The Quiksilver Goodwave won’t be running tomorrow. After an initial “Heads Up” call earlier this week for the possible running of this speciality event, the predicted swell is just too unpredictable to make a final call. It was always going to be on the small side of the spectrum for the Goodwave, but with the sandbank being so perfect at the moment, Quiksilver had to at least think about potentially running the event.
With official forecaster for the event, Spike from Wavescape‘s latest report looking likely to peak at only around 4ft at New Pier, it has been decided to notify competitors to not make the urgent hop over to Durban from whichever part of the country they are currently in.
Here’s Spike’s prediction:
“Make no mistake, this looks to be a really beautifully lined-up swell that should light up the open coastline in perfect winds, with perfect sand setups at many breaks. This swell has travelled 1900 miles, so pulses with very long gaps between sets, but a lot of energy when they break.”
But south swell for the New Pier is known to arrive smaller than predicted. The New Pier is tucked so far around the corner from the Bluff and harbor wall, that the slightest difference in swell angle and undersea bathymetry can mean a big difference in what materialises at the pier. The charts show a straight South swell at 180 degrees moving through the ocean at 11 feet with peak periods of 16 seconds. The anatomy of this particular swell, generated three days ago from a 940mb storm just off the Antarctic ice shelf, suggests it will wrap just enough on to the New Pier early Thursday at a lined up three feet (with exceptionally long gaps between sets), slowly increasing to 3-4’, with a small chance of slightly bigger ones.
There are three concerns with this swell:
1. Even if the swell forecast is 100% accurate, we’re in the low end of the Quiksilver Goodwave scale already. The slightest downgrade is problematic.
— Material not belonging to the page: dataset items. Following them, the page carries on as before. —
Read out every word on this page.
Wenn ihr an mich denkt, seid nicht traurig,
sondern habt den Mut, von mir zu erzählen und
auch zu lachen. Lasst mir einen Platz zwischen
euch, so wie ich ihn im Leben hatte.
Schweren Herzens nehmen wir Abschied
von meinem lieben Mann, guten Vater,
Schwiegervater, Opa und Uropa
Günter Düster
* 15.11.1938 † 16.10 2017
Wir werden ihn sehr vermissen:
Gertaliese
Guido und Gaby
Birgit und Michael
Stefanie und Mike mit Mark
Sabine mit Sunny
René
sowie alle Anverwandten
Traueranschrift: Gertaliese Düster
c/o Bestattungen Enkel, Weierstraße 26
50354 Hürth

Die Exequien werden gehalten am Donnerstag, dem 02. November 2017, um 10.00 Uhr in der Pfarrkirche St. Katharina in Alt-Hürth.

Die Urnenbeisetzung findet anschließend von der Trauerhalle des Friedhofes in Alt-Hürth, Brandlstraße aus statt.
2. The peak winds in the originating storm blew south of a large area of galeforce Westerly, which means the swell had to pass through a large area of wind before it could propagate away from the storm. There may have been some decay.
3. Anecdotal evidence puts the scientific data under pressure. Past experience says that the swell model over-calls long period south swell (although this may be more to do with the geographical setup of the Durban harbor and undersea terrain), and under-calls cyclonic and even High Pressure-induced east swell.